How can I eliminate these flaws? I think I must be going about this fundamentally incorrectly by overloading new/delete, is there a better way?
The right way to implement this is to use detours and a separate tool that runs in its own process. The procedure is roughly the following:
Create memory allocation in a remote process.
Place there code of a small loader that will load your dll.
Call CreateRemoteThread API that will run your loader.
From inside of the loaded dll establish detours (hooks, interceptors) on the alloc/dealloc functions.
Process the calls, track activity.
If you implement your tool this way, it will be not important from what DLL or directly from exe the memory allocation routines are called. Plus you can track activities from any process, not necessarily that you compiled yourself.
MS Windows allows checking contents of the virtual address space of the remote process. You can summarize use of virtual address space that was collected this way in a histogram, like the following:
From this picture you can see how many virtual allocation of what size are existing in your target process.
The picture above shows an overview of the virtual address space usage in 32-bit MSVC DevEnv. Blue stripe means a commited piece of emory, magenta stripe - reserved. Green is unoccupied part of the address space.
You can see that lower addresses are pretty fragmented, while the middle area - not. Blue lines at high addresses - various dlls that are loaded into the process.
You should find out the common memory management routines that are called by new/delete and malloc/free, and intercept those. It is usually malloc/free in the end, but check to make sure.
On UNIX, I would use LD_PRELOAD with some library that re-implemented those routines. On Windows, you have to hack a little bit, but this link seems to give a good description of the process. It basically suggests that you use Detours from Microsoft Research.

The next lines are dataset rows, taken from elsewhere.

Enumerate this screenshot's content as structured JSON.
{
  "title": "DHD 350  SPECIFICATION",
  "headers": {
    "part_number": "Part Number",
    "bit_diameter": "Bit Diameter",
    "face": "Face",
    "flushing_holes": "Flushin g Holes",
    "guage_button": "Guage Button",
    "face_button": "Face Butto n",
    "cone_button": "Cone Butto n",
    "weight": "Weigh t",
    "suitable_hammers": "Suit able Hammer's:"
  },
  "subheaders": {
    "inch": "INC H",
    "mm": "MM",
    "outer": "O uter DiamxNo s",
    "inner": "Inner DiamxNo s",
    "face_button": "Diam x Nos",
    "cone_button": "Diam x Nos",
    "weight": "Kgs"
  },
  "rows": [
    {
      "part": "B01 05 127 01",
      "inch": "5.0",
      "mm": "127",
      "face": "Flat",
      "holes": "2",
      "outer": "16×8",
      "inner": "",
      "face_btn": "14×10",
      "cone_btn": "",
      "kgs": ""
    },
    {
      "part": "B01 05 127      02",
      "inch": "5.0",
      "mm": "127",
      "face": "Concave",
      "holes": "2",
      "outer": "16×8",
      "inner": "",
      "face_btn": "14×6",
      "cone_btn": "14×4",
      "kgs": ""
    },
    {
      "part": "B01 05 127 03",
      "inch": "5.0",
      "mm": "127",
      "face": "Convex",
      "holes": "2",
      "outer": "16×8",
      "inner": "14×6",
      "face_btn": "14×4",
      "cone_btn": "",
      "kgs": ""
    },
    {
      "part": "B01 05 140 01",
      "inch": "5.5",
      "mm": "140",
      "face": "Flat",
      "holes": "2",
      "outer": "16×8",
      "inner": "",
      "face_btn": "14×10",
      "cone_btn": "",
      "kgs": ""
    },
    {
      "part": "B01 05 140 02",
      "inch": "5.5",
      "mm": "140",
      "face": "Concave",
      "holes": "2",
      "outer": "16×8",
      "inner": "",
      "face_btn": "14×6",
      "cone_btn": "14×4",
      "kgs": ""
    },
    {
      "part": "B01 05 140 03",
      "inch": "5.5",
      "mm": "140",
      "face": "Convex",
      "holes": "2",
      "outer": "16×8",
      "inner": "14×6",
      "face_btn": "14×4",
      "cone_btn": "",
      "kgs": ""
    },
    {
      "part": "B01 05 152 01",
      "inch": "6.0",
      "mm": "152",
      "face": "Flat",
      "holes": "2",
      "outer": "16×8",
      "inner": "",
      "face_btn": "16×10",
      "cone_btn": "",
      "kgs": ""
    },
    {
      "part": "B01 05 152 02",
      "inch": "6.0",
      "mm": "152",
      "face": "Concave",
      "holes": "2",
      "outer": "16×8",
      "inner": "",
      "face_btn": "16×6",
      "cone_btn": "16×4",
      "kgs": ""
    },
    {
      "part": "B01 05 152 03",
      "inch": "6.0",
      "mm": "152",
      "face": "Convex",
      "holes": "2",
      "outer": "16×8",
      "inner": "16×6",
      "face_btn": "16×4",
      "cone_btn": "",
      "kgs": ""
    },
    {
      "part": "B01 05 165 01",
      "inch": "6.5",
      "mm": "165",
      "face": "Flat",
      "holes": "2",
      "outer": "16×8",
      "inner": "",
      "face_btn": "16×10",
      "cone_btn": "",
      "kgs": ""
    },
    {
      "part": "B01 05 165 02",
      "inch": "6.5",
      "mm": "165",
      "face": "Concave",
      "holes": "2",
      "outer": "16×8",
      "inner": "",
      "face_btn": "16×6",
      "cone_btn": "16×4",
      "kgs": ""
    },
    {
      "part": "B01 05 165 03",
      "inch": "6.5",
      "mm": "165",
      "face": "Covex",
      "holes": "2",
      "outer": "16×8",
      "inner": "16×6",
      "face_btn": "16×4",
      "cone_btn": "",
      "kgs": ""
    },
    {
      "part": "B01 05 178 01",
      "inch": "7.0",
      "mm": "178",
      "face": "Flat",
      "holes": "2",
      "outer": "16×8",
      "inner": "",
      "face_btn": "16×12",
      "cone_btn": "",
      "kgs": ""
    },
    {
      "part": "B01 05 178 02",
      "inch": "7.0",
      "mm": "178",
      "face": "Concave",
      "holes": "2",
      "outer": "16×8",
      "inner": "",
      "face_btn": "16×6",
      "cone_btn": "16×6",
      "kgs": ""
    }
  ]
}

Passing ownership of objects between modules is fundamentally flawed. It showed up with your custom allocator, but there are plenty of other cases that will fail also:
compiler upgrades, and recompiling only some DLLs
mixing compilers from different vendors
statically linking the runtime library
Just to name a few. Free every object from the same module that allocated it (often by exporting a deletion function, such as IUnknown::Release()).